EFG initiates Ezz Steel coverage with Buy rating
EFG Hermes initiated coverage on Ezz Steel with a Buy recommendation, setting the stock’s fair value at EGP 23, with 22% upside potential.
Ezz Steel is a leading steel producer, with c58% market share in Egypt and a combined capacity of 5.8mn tonnes/annum (mtpa) of long (3.5mtpa) and flat (2.3mtpa) products. Its 55%-owned Ezz Al Dekheila (EZDK) is the main source of cost advantage against local and imported rebar as it integrates a directly-reduced iron (DRI) production model into electric arc furnaces. The DRI/EAF model enjoys a cUSD60/tonne cost advantage against the scrap-based production one that is used by its main competitors, we estimate. Current oversupply in the global iron ore market should continue to favour DRI plays over scrap. Ezz plans to replicate EZDK’s DRI integrated model in other subsidiaries, which should improve margins significantly by 2015, according to EFG.
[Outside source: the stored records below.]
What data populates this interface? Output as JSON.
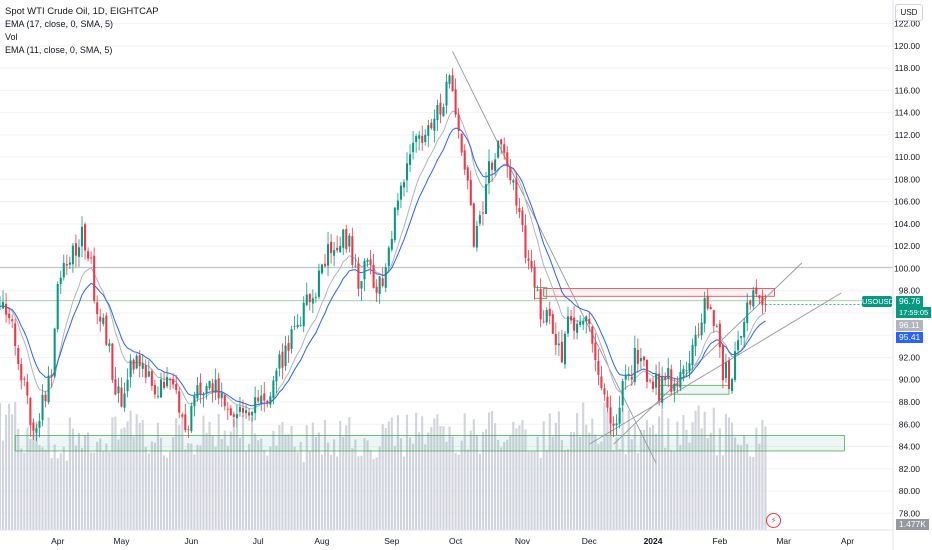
{
  "legend": {
    "title": "Spot WTI Crude Oil, 1D, EIGHTCAP",
    "ema1": "EMA (17, close, 0, SMA, 5)",
    "vol": "Vol",
    "ema2": "EMA (11, close, 0, SMA, 5)"
  },
  "currency_button": "USD",
  "symbol_tag": "USOUSD",
  "price_tags": {
    "last": "96.76",
    "countdown": "17:59:05",
    "ema_fast": "96.11",
    "ema_slow": "95.41",
    "volume": "1.477K"
  },
  "colors": {
    "up": "#089981",
    "down": "#f23645",
    "ema_fast": "#b2b5be",
    "ema_slow": "#2962ff",
    "volume_bar": "#d1d4dc"
  },
  "icons": {
    "alert": "lightning-icon"
  },
  "chart_data": {
    "type": "candlestick",
    "ylim": [
      76.5,
      122.5
    ],
    "y_ticks": [
      78,
      80,
      82,
      84,
      86,
      88,
      90,
      92,
      94,
      96,
      98,
      100,
      102,
      104,
      106,
      108,
      110,
      112,
      114,
      116,
      118,
      120,
      122
    ],
    "x_range": [
      -19,
      275
    ],
    "month_labels": [
      {
        "label": "Apr",
        "day": 0
      },
      {
        "label": "May",
        "day": 21
      },
      {
        "label": "Jun",
        "day": 44
      },
      {
        "label": "Jul",
        "day": 66
      },
      {
        "label": "Aug",
        "day": 87
      },
      {
        "label": "Sep",
        "day": 110
      },
      {
        "label": "Oct",
        "day": 131
      },
      {
        "label": "Nov",
        "day": 153
      },
      {
        "label": "Dec",
        "day": 175
      },
      {
        "label": "2024",
        "day": 196
      },
      {
        "label": "Feb",
        "day": 218
      },
      {
        "label": "Mar",
        "day": 239
      },
      {
        "label": "Apr",
        "day": 260
      }
    ],
    "close_path": [
      {
        "day": -19,
        "close": 96.5
      },
      {
        "day": -14,
        "close": 94
      },
      {
        "day": -11,
        "close": 89
      },
      {
        "day": -8,
        "close": 86
      },
      {
        "day": -5,
        "close": 88
      },
      {
        "day": -2,
        "close": 91
      },
      {
        "day": 0,
        "close": 99
      },
      {
        "day": 4,
        "close": 100
      },
      {
        "day": 6,
        "close": 102
      },
      {
        "day": 8,
        "close": 103.5
      },
      {
        "day": 11,
        "close": 100
      },
      {
        "day": 13,
        "close": 96
      },
      {
        "day": 17,
        "close": 93
      },
      {
        "day": 19,
        "close": 89
      },
      {
        "day": 21,
        "close": 88
      },
      {
        "day": 23,
        "close": 91
      },
      {
        "day": 27,
        "close": 92
      },
      {
        "day": 30,
        "close": 90
      },
      {
        "day": 33,
        "close": 89
      },
      {
        "day": 36,
        "close": 91
      },
      {
        "day": 40,
        "close": 88
      },
      {
        "day": 42,
        "close": 85
      },
      {
        "day": 44,
        "close": 88
      },
      {
        "day": 48,
        "close": 89
      },
      {
        "day": 52,
        "close": 89.5
      },
      {
        "day": 55,
        "close": 88
      },
      {
        "day": 57,
        "close": 86
      },
      {
        "day": 60,
        "close": 88
      },
      {
        "day": 64,
        "close": 87
      },
      {
        "day": 66,
        "close": 88
      },
      {
        "day": 70,
        "close": 89
      },
      {
        "day": 74,
        "close": 92
      },
      {
        "day": 78,
        "close": 95
      },
      {
        "day": 82,
        "close": 97
      },
      {
        "day": 86,
        "close": 99
      },
      {
        "day": 90,
        "close": 102
      },
      {
        "day": 93,
        "close": 103
      },
      {
        "day": 96,
        "close": 102
      },
      {
        "day": 99,
        "close": 99
      },
      {
        "day": 102,
        "close": 100
      },
      {
        "day": 105,
        "close": 98.5
      },
      {
        "day": 108,
        "close": 100
      },
      {
        "day": 110,
        "close": 103
      },
      {
        "day": 113,
        "close": 108
      },
      {
        "day": 116,
        "close": 110
      },
      {
        "day": 120,
        "close": 112
      },
      {
        "day": 124,
        "close": 114
      },
      {
        "day": 127,
        "close": 115
      },
      {
        "day": 129,
        "close": 118
      },
      {
        "day": 131,
        "close": 114
      },
      {
        "day": 133,
        "close": 111
      },
      {
        "day": 135,
        "close": 107
      },
      {
        "day": 137,
        "close": 103
      },
      {
        "day": 139,
        "close": 104
      },
      {
        "day": 141,
        "close": 108
      },
      {
        "day": 144,
        "close": 110
      },
      {
        "day": 146,
        "close": 112
      },
      {
        "day": 148,
        "close": 110
      },
      {
        "day": 150,
        "close": 107
      },
      {
        "day": 153,
        "close": 103
      },
      {
        "day": 155,
        "close": 101
      },
      {
        "day": 157,
        "close": 98
      },
      {
        "day": 159,
        "close": 96
      },
      {
        "day": 163,
        "close": 95
      },
      {
        "day": 166,
        "close": 92
      },
      {
        "day": 169,
        "close": 96
      },
      {
        "day": 171,
        "close": 95
      },
      {
        "day": 174,
        "close": 96
      },
      {
        "day": 176,
        "close": 93
      },
      {
        "day": 178,
        "close": 91
      },
      {
        "day": 180,
        "close": 88
      },
      {
        "day": 182,
        "close": 86
      },
      {
        "day": 184,
        "close": 85.5
      },
      {
        "day": 186,
        "close": 89
      },
      {
        "day": 188,
        "close": 90
      },
      {
        "day": 190,
        "close": 92
      },
      {
        "day": 193,
        "close": 91
      },
      {
        "day": 196,
        "close": 90
      },
      {
        "day": 198,
        "close": 89
      },
      {
        "day": 200,
        "close": 91
      },
      {
        "day": 202,
        "close": 90
      },
      {
        "day": 205,
        "close": 90
      },
      {
        "day": 207,
        "close": 91
      },
      {
        "day": 209,
        "close": 93
      },
      {
        "day": 211,
        "close": 95
      },
      {
        "day": 213,
        "close": 97
      },
      {
        "day": 215,
        "close": 96
      },
      {
        "day": 217,
        "close": 94
      },
      {
        "day": 219,
        "close": 91
      },
      {
        "day": 221,
        "close": 90
      },
      {
        "day": 223,
        "close": 92
      },
      {
        "day": 225,
        "close": 94
      },
      {
        "day": 227,
        "close": 96
      },
      {
        "day": 229,
        "close": 98
      },
      {
        "day": 231,
        "close": 97.5
      },
      {
        "day": 233,
        "close": 96.76
      }
    ],
    "volume_profile": [
      {
        "day": -19,
        "volume": 1.7
      },
      {
        "day": 0,
        "volume": 1.4
      },
      {
        "day": 20,
        "volume": 1.6
      },
      {
        "day": 40,
        "volume": 1.4
      },
      {
        "day": 60,
        "volume": 1.5
      },
      {
        "day": 80,
        "volume": 1.4
      },
      {
        "day": 100,
        "volume": 1.45
      },
      {
        "day": 120,
        "volume": 1.5
      },
      {
        "day": 140,
        "volume": 1.55
      },
      {
        "day": 160,
        "volume": 1.5
      },
      {
        "day": 175,
        "volume": 1.7
      },
      {
        "day": 190,
        "volume": 1.55
      },
      {
        "day": 205,
        "volume": 1.65
      },
      {
        "day": 220,
        "volume": 1.5
      },
      {
        "day": 233,
        "volume": 1.477
      }
    ],
    "volume_max": 2.2,
    "ema_periods": [
      11,
      17
    ],
    "drawings": {
      "trendlines": [
        {
          "from": [
            130,
            119.5
          ],
          "to": [
            197,
            82.5
          ]
        },
        {
          "from": [
            183,
            84.2
          ],
          "to": [
            245,
            100.5
          ]
        },
        {
          "from": [
            175,
            84.2
          ],
          "to": [
            258,
            97.8
          ]
        }
      ],
      "horizontal_lines": [
        {
          "y": 100.1
        },
        {
          "y": 97.1
        }
      ],
      "zones": [
        {
          "x1": -14,
          "x2": 259,
          "y1": 83.6,
          "y2": 85.0,
          "kind": "support"
        },
        {
          "x1": 198,
          "x2": 221,
          "y1": 88.7,
          "y2": 89.5,
          "kind": "support"
        },
        {
          "x1": 160,
          "x2": 236,
          "y1": 97.5,
          "y2": 98.2,
          "kind": "resistance"
        },
        {
          "x1": 157,
          "x2": 161,
          "y1": 97.3,
          "y2": 98.3,
          "kind": "support"
        }
      ]
    }
  }
}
Ezz’s new DRI plant (1.85mtpa) should feed through c80% of production at EFS and ESR. The project is expected to start commercial operations in 1H2015, and it would fuel a 75% EBITDA CAGR in 2014-16e as it brings EFS’s and ESR’s low margins closer to EZDK. Egypt’s demand grew c10% Y-o-Y in 1H2014, according to World Steel. The sizeable infrastructure and residential projects planned in Egypt could support a 6% CAGR in demand over our forecast horizon. Downside risks to forecasts are: i) worse-than-expected gas supply disruptions, leading to higher scrap content and in turn, higher costs; and ii) a further rise in gas prices.
“The recent rise in Egypt’s natural gas price (USD7/mmBtu from USD4/mmBtu in 2013) should have increased DRI-based EZDK’s cash costs by cUSD35-40/tonne and Ezz Steel’s overall cost by cUSD20-25/tonne. Electricity prices have also increased 23%, which we estimate has led to a cUSD6/tonne increase in Ezz’s overall costs,” said EFG “Nevertheless, Ezz Steel still enjoys a cUSD35-40/tonne of cost advantage against imported rebar and local players, in our view. Our model suggests that the Ezz Steel’s DRI-model will remain favourable to scrap below a gas price of USD12/mmBtu.”